On May 14, humans in white caps and gowns will muster forces on Pitzer’s new Commencement Lawn. At their helm will stand novelist and screenwriter Max Brooks PZ ‘94. As the author of The Zombie Survival Guide and World War Z, Brooks will rally seniors with a commencement speech, preparing students to leave what has been their Safe House in Claremont for their entrance into an infected world.
Across campus, Zombie enthusiasts have come out of the woodwork, heralding Brooks’s election as a sign that the Humans vs. Zombies game has found a lasting niche on campus.
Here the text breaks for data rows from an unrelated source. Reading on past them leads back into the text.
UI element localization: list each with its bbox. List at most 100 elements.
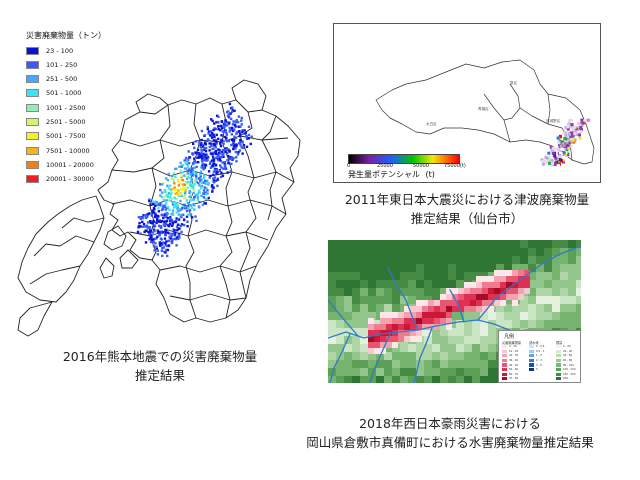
okayama-elevation-cell <box>472 352 480 360</box>
okayama-elevation-cell <box>456 328 464 336</box>
okayama-elevation-cell <box>360 352 368 360</box>
kumamoto-waste-cell <box>223 135 227 139</box>
okayama-elevation-cell <box>392 304 400 312</box>
okayama-waste-cell <box>488 276 494 282</box>
kumamoto-waste-cell <box>151 222 154 225</box>
sendai-waste-cell <box>563 141 567 145</box>
okayama-waste-cell <box>446 294 452 300</box>
sendai-waste-cell <box>551 152 555 155</box>
okayama-elevation-cell <box>472 248 480 256</box>
okayama-elevation-cell <box>472 368 480 376</box>
okayama-elevation-cell <box>392 264 400 272</box>
kumamoto-waste-cell <box>221 161 224 164</box>
kumamoto-waste-cell <box>224 167 227 171</box>
okayama-elevation-cell <box>552 240 560 248</box>
okayama-elevation-cell <box>464 264 472 272</box>
sendai-waste-cell <box>579 125 583 129</box>
okayama-elevation-cell <box>488 376 496 383</box>
kumamoto-waste-cell <box>180 214 183 217</box>
kumamoto-waste-cell <box>196 156 199 159</box>
okayama-elevation-cell <box>488 256 496 264</box>
okayama-waste-cell <box>446 318 452 324</box>
okayama-elevation-cell <box>400 344 408 352</box>
okayama-waste-cell <box>386 312 392 318</box>
kumamoto-waste-cell <box>155 237 158 240</box>
okayama-elevation-cell <box>512 320 520 328</box>
okayama-waste-cell <box>416 312 422 318</box>
okayama-elevation-cell <box>480 328 488 336</box>
kumamoto-waste-cell <box>186 172 189 175</box>
kumamoto-waste-cell <box>168 199 171 202</box>
okayama-waste-cell <box>488 282 494 288</box>
okayama-elevation-cell <box>368 240 376 248</box>
okayama-elevation-cell <box>456 352 464 360</box>
okayama-elevation-cell <box>368 248 376 256</box>
okayama-elevation-cell <box>560 312 568 320</box>
kumamoto-waste-cell <box>201 166 204 169</box>
okayama-elevation-cell <box>352 328 360 336</box>
kumamoto-waste-cell <box>239 125 242 128</box>
okayama-elevation-cell <box>504 304 512 312</box>
okayama-elevation-cell <box>528 280 536 288</box>
okayama-elevation-cell <box>488 360 496 368</box>
okayama-elevation-cell <box>576 272 581 280</box>
okayama-elevation-cell <box>480 360 488 368</box>
okayama-elevation-cell <box>416 288 424 296</box>
sendai-waste-cell <box>562 160 565 164</box>
okayama-elevation-cell <box>432 280 440 288</box>
okayama-elevation-cell <box>536 256 544 264</box>
kumamoto-waste-cell <box>212 147 215 150</box>
kumamoto-waste-cell <box>247 125 251 128</box>
kumamoto-waste-cell <box>175 211 178 214</box>
okayama-elevation-cell <box>400 264 408 272</box>
kumamoto-legend-label: 501 - 1000 <box>46 89 82 98</box>
okayama-elevation-cell <box>352 288 360 296</box>
kumamoto-legend-item: 10001 - 20000 <box>26 160 94 169</box>
kumamoto-waste-cell <box>210 144 213 147</box>
kumamoto-waste-cell <box>178 182 182 185</box>
okayama-caption-line2: 岡山県倉敷市真備町における水害廃棄物量推定結果 <box>306 435 594 450</box>
okayama-waste-cell <box>500 300 506 306</box>
okayama-waste-cell <box>440 300 446 306</box>
okayama-waste-cell <box>470 306 476 312</box>
kumamoto-waste-cell <box>173 188 176 191</box>
kumamoto-waste-cell <box>196 192 200 195</box>
kumamoto-waste-cell <box>208 145 211 149</box>
okayama-elevation-cell <box>520 320 528 328</box>
okayama-waste-cell <box>404 318 410 324</box>
okayama-elevation-cell <box>456 256 464 264</box>
okayama-elevation-cell <box>456 376 464 383</box>
kumamoto-legend-item: 2501 - 5000 <box>26 118 86 127</box>
kumamoto-waste-cell <box>144 241 148 244</box>
kumamoto-waste-cell <box>226 159 229 162</box>
kumamoto-waste-cell <box>202 192 205 195</box>
kumamoto-waste-cell <box>172 220 175 223</box>
okayama-elevation-cell <box>432 264 440 272</box>
kumamoto-waste-cell <box>155 245 158 248</box>
okayama-waste-cell <box>518 270 524 276</box>
kumamoto-legend-label: 7501 - 10000 <box>46 146 90 155</box>
kumamoto-waste-cell <box>159 194 162 197</box>
kumamoto-waste-cell <box>188 195 191 198</box>
okayama-waste-cell <box>416 324 422 330</box>
kumamoto-waste-cell <box>144 216 147 220</box>
okayama-elevation-cell <box>392 256 400 264</box>
kumamoto-waste-cell <box>240 119 243 122</box>
kumamoto-waste-cell <box>171 177 174 181</box>
kumamoto-waste-cell <box>192 174 195 177</box>
kumamoto-waste-cell <box>237 125 240 128</box>
okayama-elevation-cell <box>376 240 384 248</box>
okayama-waste-cell <box>476 288 482 294</box>
sendai-map <box>375 59 595 168</box>
okayama-waste-cell <box>440 312 446 318</box>
kumamoto-waste-cell <box>193 182 196 186</box>
kumamoto-waste-cell <box>170 220 173 223</box>
kumamoto-waste-cell <box>220 134 223 137</box>
okayama-elevation-cell <box>360 312 368 320</box>
kumamoto-waste-cell <box>188 209 192 212</box>
okayama-elevation-cell <box>464 344 472 352</box>
kumamoto-waste-cell <box>202 166 205 169</box>
kumamoto-waste-cell <box>222 126 225 130</box>
kumamoto-waste-cell <box>227 139 231 143</box>
kumamoto-waste-cell <box>159 225 162 228</box>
“It’s not just a game,” said Steve Jaworski PZ ’11, head organizer and moderator for Claremont’s Humans vs. Zombies week. “It is very real for a lot of people… it deals with some serious ethical and moral issues.”
Jaworski explained that Zombies can represent a number of things. While, in a literal sense, the zombies are members of an infected human race, Brooks’s book unpacks the fundamental idea of zombies as a generic “other.” As a student at Pitzer, Brooks majored in history, and in his novels, he draws on his background to create a world in which Zombies could be anything from an ex-friend, to Nazis, to the economy.
The Humans versus Zombies game, known by aficionados as “HvZ,” began in 2005 at Goucher College. Since its inception, the game has gone viral and has infected campuses around the world.
This spring, the organizers of HvZ arranged for over four hundred students to participate in the largest substance-free activity on the 5Cs.
“Zombies versus humans… brings all sorts of people together from all over the colleges,” Jaworski said.
The game has become such a hit that “Zeds,” as Zombies are sometimes referred to, have infiltrated 5C academia. In a recent simulation of U.S. Congress, CMC professor of Politics John Pitney arranged to shake things up with a surprise Zombie attack.
“I started thinking about introducing zombies to the simulation several months ago,” Pitney wrote in an e-mail. “At the annual meeting of the American Political Science Association, I was a discussant for a panel on classroom simulations. One of the papers was ‘Teaching World Politics with Zombies,’ by Niall G. Michelsen [of] Western Carolina University. It occurred to me that a zombie attack could liven the simulation and make some substantive points about legislative politics.”
In the middle of the simulation, word got out that a Zombie attack was looming. Chaos erupted in Congress and some of the Congressmen even pulled out nerf guns of their own, should Zombies actually break into the building.
“The participants immediately started ceding power to the president, just as the real Congress does in time of emergency,” Pitney said.
With all the recent zombie excitement, seniors at Pitzer look forward to Brooks’s speech with interest and humor.
“I don’t really read zombie fiction, but I think he’s going to be good,” Dana Kingman PZ '11 said. “He’s a writer, and he did go to Pitzer, which should be an interesting twist.”
Though some students expressed concerned about Brooks representing Pitzer’s graduating seniors, it seems the overall consensus is a mixture of excitement and curiosity.
“We are very happy with the selection of Max Brooks as the keynote speaker,”Director of Institutional Events Andrea Olson said in an e-mail. “Not only is he an accomplished author and screenwriter, but he is also a graduate of Pitzer’s class of 1994.”
“Even if you're not a zombie fan, he can speak to a more general audience,” Jaworski said. “[HvZ] is the idea of soul-searching. It’s the idea of having society flipped on its head and people trying to figure out what to do with themselves. That’s a perfect allusion to being a senior in college. Everything that we’re comfortable with gets flipped on its head. I feel like as a commencement speaker he has a lot to say.”